棠月聽他的語氣,以為有什麽重要的事情,想再問問,但陸卓衍說,“我開車呢,沒有耳機,也沒人給我拿着手機,接不了電話,挂了。”
說完,無情地挂了電話。
棠月拿不住他還有什麽事情找她,在車門即将關閉時,嘆了口氣,還是下了車。
從地鐵A出口走出來,天光漸晚,晚風拂動,棠月站在路邊一棵銀杏樹下,被風吹得有些冷。
G63來得很快,在她面前降下車速,車窗落下,陸卓衍單手把持着方向盤,透過車窗看她,左手指了指前面,“這兒不能停車,向前走500米,我在那兒等你。”
“好。
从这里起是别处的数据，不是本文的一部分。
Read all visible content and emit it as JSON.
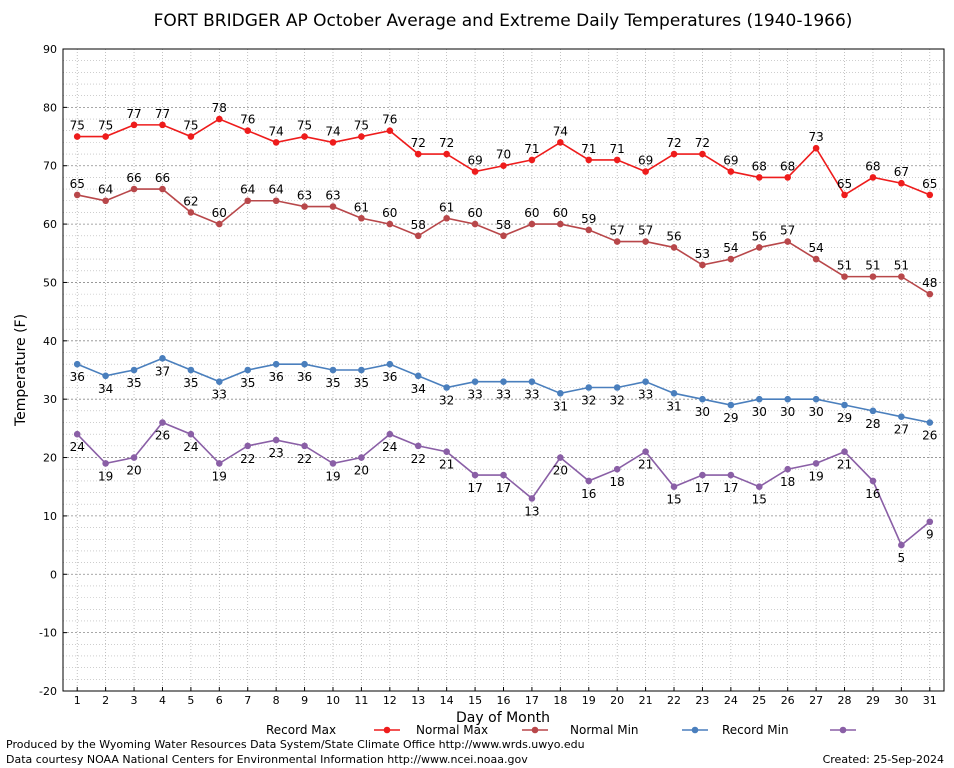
{
  "chart_data": {
    "type": "line",
    "title": "FORT BRIDGER AP October Average and Extreme Daily Temperatures (1940-1966)",
    "xlabel": "Day of Month",
    "ylabel": "Temperature (F)",
    "ylim": [
      -20,
      90
    ],
    "yticks": [
      -20,
      -10,
      0,
      10,
      20,
      30,
      40,
      50,
      60,
      70,
      80,
      90
    ],
    "x": [
      1,
      2,
      3,
      4,
      5,
      6,
      7,
      8,
      9,
      10,
      11,
      12,
      13,
      14,
      15,
      16,
      17,
      18,
      19,
      20,
      21,
      22,
      23,
      24,
      25,
      26,
      27,
      28,
      29,
      30,
      31
    ],
    "grid": true,
    "legend_position": "bottom",
    "series": [
      {
        "name": "Record Max",
        "color": "#ee1c1c",
        "values": [
          75,
          75,
          77,
          77,
          75,
          78,
          76,
          74,
          75,
          74,
          75,
          76,
          72,
          72,
          69,
          70,
          71,
          74,
          71,
          71,
          69,
          72,
          72,
          69,
          68,
          68,
          73,
          65,
          68,
          67,
          65
        ]
      },
      {
        "name": "Normal Max",
        "color": "#b8474a",
        "values": [
          65,
          64,
          66,
          66,
          62,
          60,
          64,
          64,
          63,
          63,
          61,
          60,
          58,
          61,
          60,
          58,
          60,
          60,
          59,
          57,
          57,
          56,
          53,
          54,
          56,
          57,
          54,
          51,
          51,
          51,
          48
        ]
      },
      {
        "name": "Normal Min",
        "color": "#4a7fbd",
        "values": [
          36,
          34,
          35,
          37,
          35,
          33,
          35,
          36,
          36,
          35,
          35,
          36,
          34,
          32,
          33,
          33,
          33,
          31,
          32,
          32,
          33,
          31,
          30,
          29,
          30,
          30,
          30,
          29,
          28,
          27,
          26
        ]
      },
      {
        "name": "Record Min",
        "color": "#8a5fa6",
        "values": [
          24,
          19,
          20,
          26,
          24,
          19,
          22,
          23,
          22,
          19,
          20,
          24,
          22,
          21,
          17,
          17,
          13,
          20,
          16,
          18,
          21,
          15,
          17,
          17,
          15,
          18,
          19,
          21,
          16,
          5,
          9
        ]
      }
    ]
  },
  "footer": {
    "line1": "Produced by the Wyoming Water Resources Data System/State Climate Office http://www.wrds.uwyo.edu",
    "line2": "Data courtesy NOAA National Centers for Environmental Information http://www.ncei.noaa.gov",
    "created": "Created:  25-Sep-2024"
  }
}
”
G63大搖大擺地從她面前開過去,她跟着走了一會兒,直到走出黃線區域,才看見車停在銀杏樹下,車門緊閉,車上卻沒人。
不遠處,賣烤紅薯的大叔推着個鍋爐,鍋爐上挂着個小喇叭,“烤紅薯咧,香噴噴的烤紅薯……”
烤紅薯攤位前有幾個中學生在買紅薯,她們時不時地偷看旁邊穿着T恤牛仔褲的年輕男人。
有女生大膽地搭讪,“哥哥,你是大學生麽?”
陸卓衍咬着拉鏈頭,半眯着眼睛看一眼,正要回答,餘光裏看見了棠月,朝着她喊了一聲,“棠月,你怎麽才來,我沒帶錢,快過來付錢。”
在女生們的視線裏,棠月神色單淡漠地走出來,沒看陸卓衍一眼,卻自顧自地拿出手機掃碼,等待确認好價格後付款。
很明顯人家是一起的。
還是俊男靓女,女生們對視一眼,從彼此眼裏看見“長得好看的人身邊的人也會好看”的訊息。
陸卓衍抱着雙臂,斜睨她一眼,見她就穿了一件薄薄的針織外套,整個人單薄得像一陣風就吹走了,“降溫了,你穿這麽少,不冷啊?”
既然都付錢了,棠月一天沒吃東西,看着烤紅薯也有點餓了,視線盯着熱乎乎的紅薯,認真挑選,“還行,快點選。”
陸卓衍擡起手,像是怕冷似的,把手藏進衛衣袖子裏,只露出清瘦的指節,食指指着一個圓鈍鈍的紅薯,“我要這個。”
棠月看了一眼,“看着個頭園,不甜。”
剛說完,賣紅薯的大叔不幹了,“我老周賣的紅薯怎麽可能不甜!”
棠月:“……”
陸卓衍在一旁笑,也不幫忙說話。
棠月忽略大叔的話,根據經驗選了個看着甜的,沒管陸卓衍。
但陸卓衍胳膊輕輕撞了下她的肩膀,“哎,你這個人怎麽只選自己的,我的呢?”
這人真的很煩。
棠月朝着旁邊挪半步,不想跟他靠在一起,但陸卓衍心情有些好,沒有在意這些。
身體躲避我,卻還要主動給我買紅薯。
棠月,你可別太喜歡我了。
陸老板:哦豁,一個紅薯就把我收買了,忽然覺得自己挺不值錢。o( ̄ヘ ̄o#)
棠月:烤紅薯論斤稱的,給你買個紅薯花了38塊9,陸老板,你太貴了。